To determine whether the use of extended cyclic and continuous combined oral contraceptives is associated with a higher risk for VTE when holding the progestogen type (levonorgestrel) constant compared with cyclic combined oral contraceptives, Li and colleagues performed a retrospective cohort study of women aged between 18 and 50 years who initiated a combined oral contraceptive containing ethinyl estradiol or levonorgestrel of any dose between May 2007 and September 2015.

The researchers identified 210,691 women taking continuous/extended combined oral contraceptives (mean age, 30.4 years) and 522,316 women taking cyclic combined oral contraceptives (mean age, 28.8 years).

At baseline, continuous/extended cyclic combined oral contraceptives users were slightly more likely to have cardiovascular and metabolic conditions (7.2% vs. 4.7%), gynecological conditions (39.7% vs. 32.3%) and health services utilization than cyclic combined oral contraceptive users.

When the researchers analyzed the data using a propensity score matching approach, HR estimates declined from 1.84 (95% CI, 1.53-2.21) to 1.32 (95% CI, 1.07-1.64) for continuous/extended use compared with cyclic use. The two propensity score–matched cohorts had low absolute risk differences (0.27 per 1,000 persons) and incidence rate differences (0.35 cases per 1,000 person-years).
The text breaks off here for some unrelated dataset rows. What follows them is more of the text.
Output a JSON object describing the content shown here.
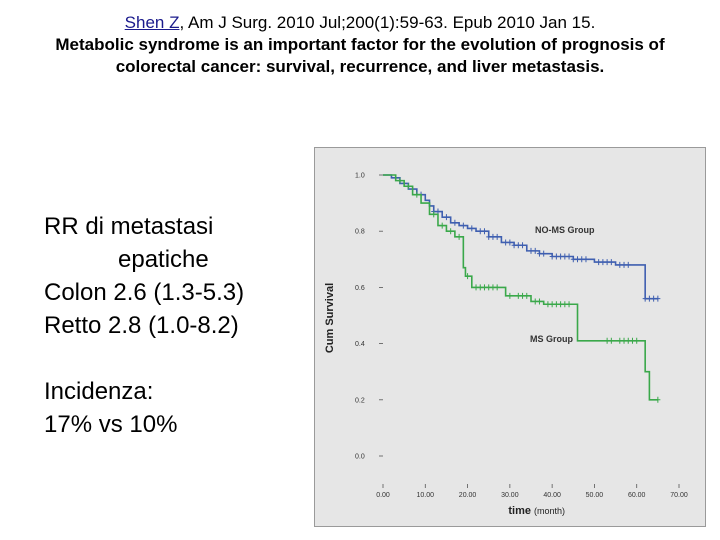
{
  "header": {
    "author_link": "Shen Z",
    "citation": ",  Am J Surg. 2010 Jul;200(1):59-63. Epub 2010 Jan 15.",
    "title": "Metabolic syndrome is an important factor for the evolution of prognosis of colorectal cancer: survival, recurrence, and liver metastasis."
  },
  "left_text": {
    "line1": "RR di metastasi",
    "line2": "epatiche",
    "line3": "Colon 2.6 (1.3-5.3)",
    "line4": "Retto  2.8 (1.0-8.2)",
    "line5": "Incidenza:",
    "line6": "17% vs 10%"
  },
  "colors": {
    "no_ms": "#3f5fb0",
    "ms": "#3aa84a",
    "plot_bg": "#e6e6e6"
  },
  "chart_data": {
    "type": "line",
    "xlabel": "time",
    "xunit": "(month)",
    "ylabel": "Cum Survival",
    "xlim": [
      0,
      70
    ],
    "ylim": [
      0,
      1
    ],
    "x_ticks": [
      "0.00",
      "10.00",
      "20.00",
      "30.00",
      "40.00",
      "50.00",
      "60.00",
      "70.00"
    ],
    "y_ticks": [
      "0.0",
      "0.2",
      "0.4",
      "0.6",
      "0.8",
      "1.0"
    ],
    "series": [
      {
        "name": "NO-MS Group",
        "step_x": [
          0,
          2,
          4,
          6,
          8,
          10,
          11,
          12,
          14,
          16,
          18,
          20,
          22,
          25,
          28,
          31,
          34,
          37,
          40,
          45,
          50,
          55,
          60,
          62,
          65
        ],
        "step_y": [
          1.0,
          0.99,
          0.97,
          0.95,
          0.93,
          0.91,
          0.89,
          0.87,
          0.85,
          0.83,
          0.82,
          0.81,
          0.8,
          0.78,
          0.76,
          0.75,
          0.73,
          0.72,
          0.71,
          0.7,
          0.69,
          0.68,
          0.68,
          0.56,
          0.56
        ],
        "censor_x": [
          3,
          5,
          7,
          9,
          12,
          13,
          15,
          17,
          19,
          21,
          23,
          24,
          25,
          26,
          27,
          29,
          30,
          31,
          32,
          33,
          35,
          36,
          37,
          38,
          40,
          41,
          42,
          43,
          44,
          45,
          46,
          47,
          48,
          51,
          52,
          53,
          54,
          56,
          57,
          58,
          62,
          63,
          64,
          65
        ]
      },
      {
        "name": "MS Group",
        "step_x": [
          0,
          3,
          5,
          7,
          9,
          11,
          13,
          15,
          17,
          19,
          19.5,
          21,
          29,
          35,
          38,
          46,
          55,
          62,
          63,
          65
        ],
        "step_y": [
          1.0,
          0.98,
          0.96,
          0.93,
          0.9,
          0.86,
          0.82,
          0.8,
          0.78,
          0.67,
          0.64,
          0.6,
          0.57,
          0.55,
          0.54,
          0.41,
          0.41,
          0.3,
          0.2,
          0.2
        ],
        "censor_x": [
          4,
          6,
          8,
          12,
          14,
          16,
          18,
          20,
          22,
          23,
          24,
          25,
          26,
          27,
          30,
          32,
          33,
          34,
          36,
          37,
          39,
          40,
          41,
          42,
          43,
          44,
          53,
          54,
          56,
          57,
          58,
          59,
          60,
          65
        ]
      }
    ],
    "annotations": [
      "NO-MS Group",
      "MS Group"
    ]
  }
}
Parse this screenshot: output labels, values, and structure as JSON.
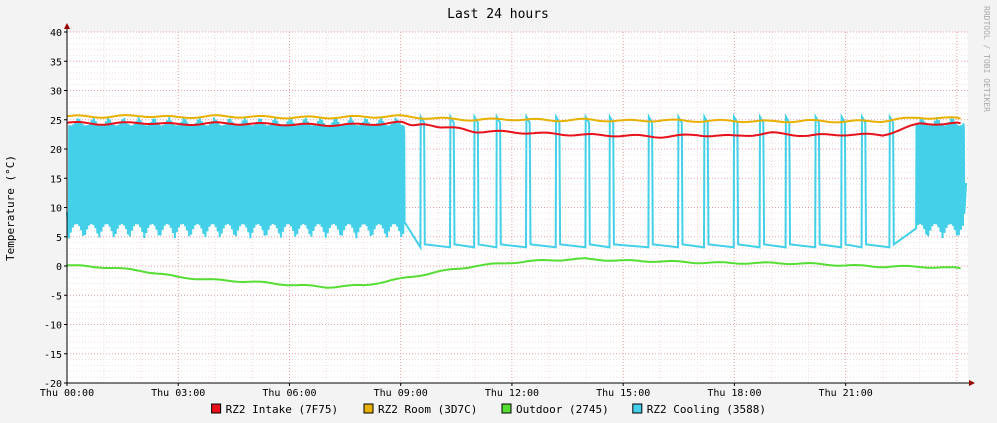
{
  "chart_data": {
    "type": "line",
    "title": "Last 24 hours",
    "ylabel": "Temperature (°C)",
    "watermark": "RRDTOOL / TOBI OETIKER",
    "ylim": [
      -20,
      40
    ],
    "yticks": [
      40,
      35,
      30,
      25,
      20,
      15,
      10,
      5,
      0,
      -5,
      -10,
      -15,
      -20
    ],
    "xlim_hours": [
      0,
      24.3
    ],
    "xticks": [
      {
        "hour": 0,
        "label": "Thu 00:00"
      },
      {
        "hour": 3,
        "label": "Thu 03:00"
      },
      {
        "hour": 6,
        "label": "Thu 06:00"
      },
      {
        "hour": 9,
        "label": "Thu 09:00"
      },
      {
        "hour": 12,
        "label": "Thu 12:00"
      },
      {
        "hour": 15,
        "label": "Thu 15:00"
      },
      {
        "hour": 18,
        "label": "Thu 18:00"
      },
      {
        "hour": 21,
        "label": "Thu 21:00"
      }
    ],
    "grid": true,
    "legend_position": "bottom",
    "series": [
      {
        "name": "RZ2 Intake (7F75)",
        "color": "#e8101a",
        "x": [
          0,
          1,
          2,
          3,
          4,
          5,
          6,
          7,
          8,
          9,
          9.5,
          10.2,
          11,
          12,
          13,
          14,
          15,
          16,
          17,
          18,
          19,
          20,
          21,
          22,
          23,
          24.1
        ],
        "y": [
          24.5,
          24.3,
          24.5,
          24.2,
          24.4,
          24.3,
          24.2,
          24.1,
          24.2,
          24.5,
          24.1,
          23.8,
          23.0,
          22.9,
          22.6,
          22.4,
          22.3,
          22.1,
          22.4,
          22.2,
          22.7,
          22.3,
          22.5,
          22.4,
          24.3,
          24.4
        ]
      },
      {
        "name": "RZ2 Room (3D7C)",
        "color": "#e8b000",
        "x": [
          0,
          1,
          2,
          3,
          4,
          5,
          6,
          7,
          8,
          9,
          10,
          11,
          12,
          13,
          14,
          15,
          16,
          17,
          18,
          19,
          20,
          21,
          22,
          23,
          24.1
        ],
        "y": [
          25.6,
          25.5,
          25.7,
          25.4,
          25.6,
          25.5,
          25.4,
          25.4,
          25.5,
          25.6,
          25.2,
          25.0,
          25.1,
          24.9,
          25.0,
          24.8,
          24.9,
          24.8,
          24.8,
          24.7,
          24.8,
          24.7,
          24.8,
          25.4,
          25.2
        ]
      },
      {
        "name": "Outdoor (2745)",
        "color": "#55dd33",
        "x": [
          0,
          1,
          2,
          3,
          4,
          5,
          6,
          7,
          8,
          9,
          10,
          11,
          12,
          13,
          14,
          15,
          16,
          17,
          18,
          19,
          20,
          21,
          22,
          23,
          24.1
        ],
        "y": [
          0.1,
          -0.2,
          -0.8,
          -1.9,
          -2.4,
          -2.7,
          -3.2,
          -3.6,
          -3.3,
          -2.2,
          -1.0,
          0.0,
          0.6,
          1.0,
          1.2,
          0.9,
          0.8,
          0.6,
          0.5,
          0.5,
          0.4,
          0.1,
          -0.1,
          -0.1,
          -0.4
        ]
      },
      {
        "name": "RZ2 Cooling (3588)",
        "color": "#44d0e8",
        "baseline": 3.2,
        "peak": 25.5,
        "x_cycling_until": 9.1,
        "x_cycling_again_from": 22.9,
        "spike_hours": [
          9.55,
          10.35,
          11.0,
          11.6,
          12.4,
          13.2,
          14.0,
          14.65,
          15.7,
          16.5,
          17.2,
          18.0,
          18.7,
          19.4,
          20.2,
          20.9,
          21.45,
          22.2
        ]
      }
    ]
  }
}
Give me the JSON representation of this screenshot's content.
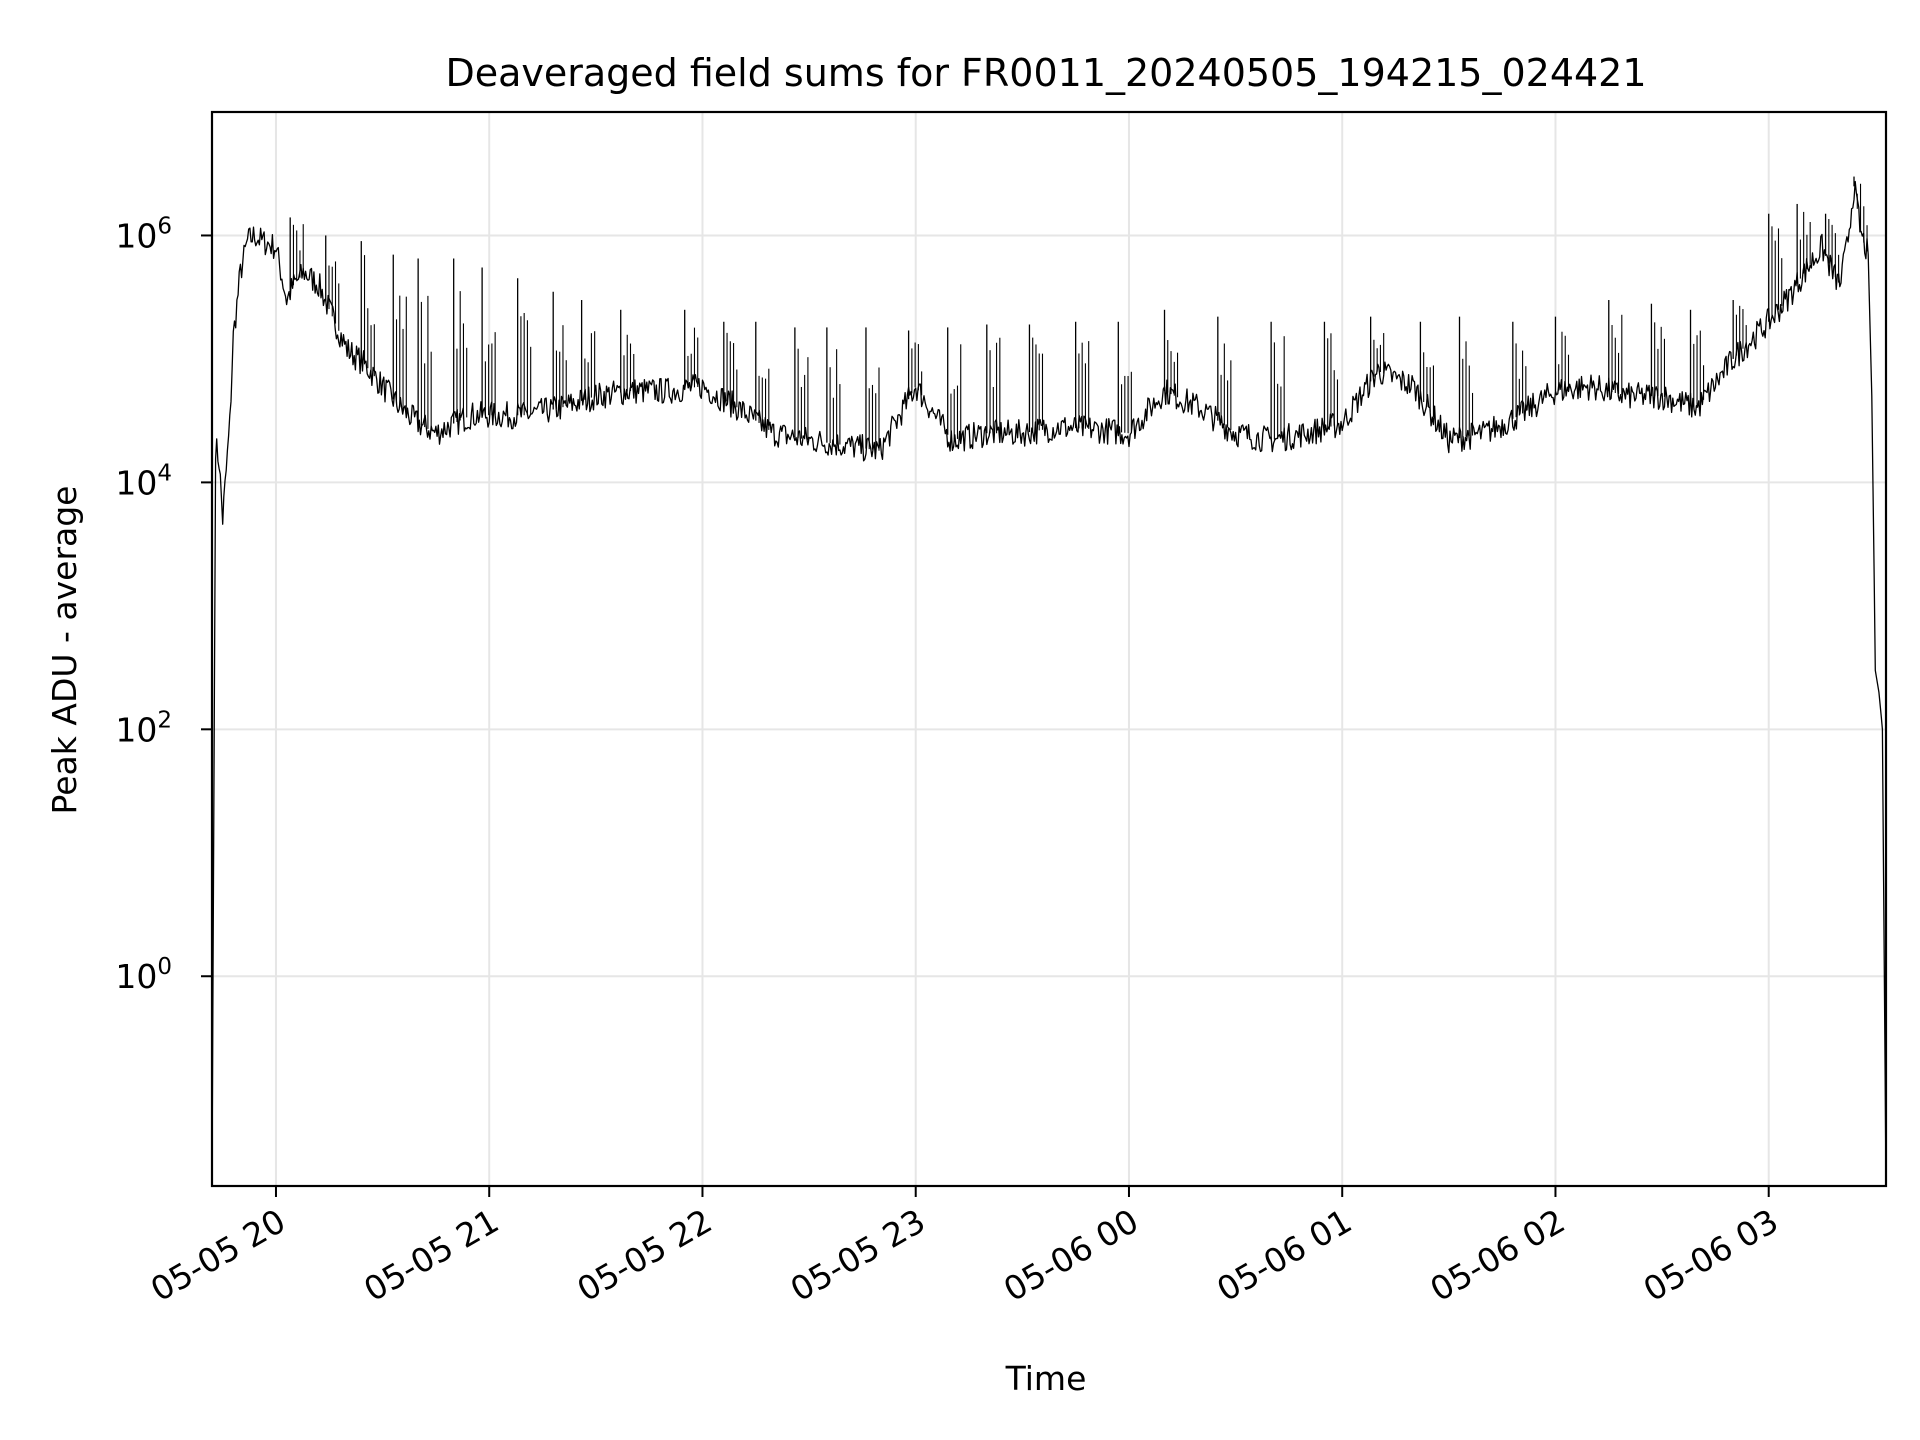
{
  "chart_data": {
    "type": "line",
    "title": "Deaveraged field sums for FR0011_20240505_194215_024421",
    "xlabel": "Time",
    "ylabel": "Peak ADU - average",
    "yscale": "log",
    "grid": true,
    "legend": "none",
    "line_color": "#000000",
    "grid_color": "#e6e6e6",
    "xlim": [
      "2024-05-05 19:42",
      "2024-05-06 03:33"
    ],
    "ylim": [
      0.02,
      10000000
    ],
    "x_ticks": [
      {
        "value": "2024-05-05 20:00",
        "label": "05-05 20"
      },
      {
        "value": "2024-05-05 21:00",
        "label": "05-05 21"
      },
      {
        "value": "2024-05-05 22:00",
        "label": "05-05 22"
      },
      {
        "value": "2024-05-05 23:00",
        "label": "05-05 23"
      },
      {
        "value": "2024-05-06 00:00",
        "label": "05-06 00"
      },
      {
        "value": "2024-05-06 01:00",
        "label": "05-06 01"
      },
      {
        "value": "2024-05-06 02:00",
        "label": "05-06 02"
      },
      {
        "value": "2024-05-06 03:00",
        "label": "05-06 03"
      }
    ],
    "y_ticks": [
      {
        "value": 1,
        "base": "10",
        "exp": "0"
      },
      {
        "value": 100,
        "base": "10",
        "exp": "2"
      },
      {
        "value": 10000,
        "base": "10",
        "exp": "4"
      },
      {
        "value": 1000000,
        "base": "10",
        "exp": "6"
      }
    ],
    "series": [
      {
        "x": [
          "2024-05-05 19:42",
          "2024-05-05 19:43",
          "2024-05-05 19:44",
          "2024-05-05 19:45",
          "2024-05-05 19:47",
          "2024-05-05 19:48",
          "2024-05-05 19:50",
          "2024-05-05 19:52",
          "2024-05-05 19:54",
          "2024-05-05 19:56",
          "2024-05-05 19:58",
          "2024-05-05 20:00",
          "2024-05-05 20:03",
          "2024-05-05 20:05",
          "2024-05-05 20:08",
          "2024-05-05 20:12",
          "2024-05-05 20:15",
          "2024-05-05 20:20",
          "2024-05-05 20:25",
          "2024-05-05 20:30",
          "2024-05-05 20:35",
          "2024-05-05 20:40",
          "2024-05-05 20:45",
          "2024-05-05 20:50",
          "2024-05-05 20:55",
          "2024-05-05 21:00",
          "2024-05-05 21:10",
          "2024-05-05 21:20",
          "2024-05-05 21:30",
          "2024-05-05 21:40",
          "2024-05-05 21:50",
          "2024-05-05 22:00",
          "2024-05-05 22:10",
          "2024-05-05 22:20",
          "2024-05-05 22:30",
          "2024-05-05 22:40",
          "2024-05-05 22:50",
          "2024-05-05 23:00",
          "2024-05-05 23:10",
          "2024-05-05 23:20",
          "2024-05-05 23:30",
          "2024-05-05 23:40",
          "2024-05-05 23:50",
          "2024-05-06 00:00",
          "2024-05-06 00:10",
          "2024-05-06 00:20",
          "2024-05-06 00:30",
          "2024-05-06 00:40",
          "2024-05-06 00:50",
          "2024-05-06 01:00",
          "2024-05-06 01:10",
          "2024-05-06 01:20",
          "2024-05-06 01:30",
          "2024-05-06 01:40",
          "2024-05-06 01:50",
          "2024-05-06 02:00",
          "2024-05-06 02:10",
          "2024-05-06 02:20",
          "2024-05-06 02:30",
          "2024-05-06 02:40",
          "2024-05-06 02:50",
          "2024-05-06 03:00",
          "2024-05-06 03:05",
          "2024-05-06 03:10",
          "2024-05-06 03:15",
          "2024-05-06 03:18",
          "2024-05-06 03:20",
          "2024-05-06 03:22",
          "2024-05-06 03:24",
          "2024-05-06 03:26",
          "2024-05-06 03:28",
          "2024-05-06 03:29",
          "2024-05-06 03:30",
          "2024-05-06 03:31",
          "2024-05-06 03:32",
          "2024-05-06 03:33"
        ],
        "y": [
          0.02,
          20000,
          15000,
          5000,
          30000,
          150000,
          500000,
          900000,
          1000000,
          900000,
          850000,
          800000,
          300000,
          400000,
          500000,
          400000,
          250000,
          120000,
          90000,
          60000,
          40000,
          30000,
          25000,
          30000,
          35000,
          35000,
          35000,
          40000,
          50000,
          55000,
          55000,
          60000,
          40000,
          25000,
          22000,
          20000,
          18000,
          60000,
          22000,
          25000,
          25000,
          28000,
          27000,
          25000,
          55000,
          40000,
          25000,
          22000,
          25000,
          30000,
          80000,
          60000,
          22000,
          25000,
          35000,
          55000,
          60000,
          50000,
          50000,
          40000,
          100000,
          200000,
          300000,
          500000,
          800000,
          500000,
          400000,
          800000,
          2500000,
          1000000,
          700000,
          50000,
          300,
          200,
          100,
          0.02
        ],
        "spike_x": [
          "2024-05-05 20:04",
          "2024-05-05 20:14",
          "2024-05-05 20:24",
          "2024-05-05 20:33",
          "2024-05-05 20:40",
          "2024-05-05 20:50",
          "2024-05-05 20:58",
          "2024-05-05 21:08",
          "2024-05-05 21:18",
          "2024-05-05 21:26",
          "2024-05-05 21:37",
          "2024-05-05 21:55",
          "2024-05-05 22:06",
          "2024-05-05 22:15",
          "2024-05-05 22:26",
          "2024-05-05 22:35",
          "2024-05-05 22:46",
          "2024-05-05 22:58",
          "2024-05-05 23:09",
          "2024-05-05 23:20",
          "2024-05-05 23:32",
          "2024-05-05 23:45",
          "2024-05-05 23:57",
          "2024-05-06 00:10",
          "2024-05-06 00:25",
          "2024-05-06 00:40",
          "2024-05-06 00:55",
          "2024-05-06 01:08",
          "2024-05-06 01:22",
          "2024-05-06 01:33",
          "2024-05-06 01:48",
          "2024-05-06 02:00",
          "2024-05-06 02:15",
          "2024-05-06 02:27",
          "2024-05-06 02:38",
          "2024-05-06 02:50",
          "2024-05-06 03:00",
          "2024-05-06 03:08",
          "2024-05-06 03:16",
          "2024-05-06 03:24"
        ],
        "spike_y": [
          1400000,
          1000000,
          900000,
          700000,
          650000,
          650000,
          550000,
          450000,
          350000,
          300000,
          250000,
          250000,
          200000,
          200000,
          180000,
          180000,
          180000,
          170000,
          180000,
          190000,
          190000,
          200000,
          200000,
          250000,
          220000,
          200000,
          200000,
          220000,
          200000,
          220000,
          200000,
          220000,
          300000,
          280000,
          250000,
          300000,
          1500000,
          1800000,
          1500000,
          3000000
        ]
      }
    ]
  }
}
“Because of the small absolute risk difference and potential residual confounding, these findings did not show strong evidence supporting a VTE risk difference between noncyclic and cyclic estrogen use,” Li and colleagues concluded. “Accordingly, we do not recommend selective prescribing of combined oral contraceptives based on the cyclic and continuous/extended type. Clinicians should prescribe combined oral contraceptives based on patients’ individual risk factors and preferences.” – by Alaina Tedesco

Disclosure: The authors report no relevant financial disclosures.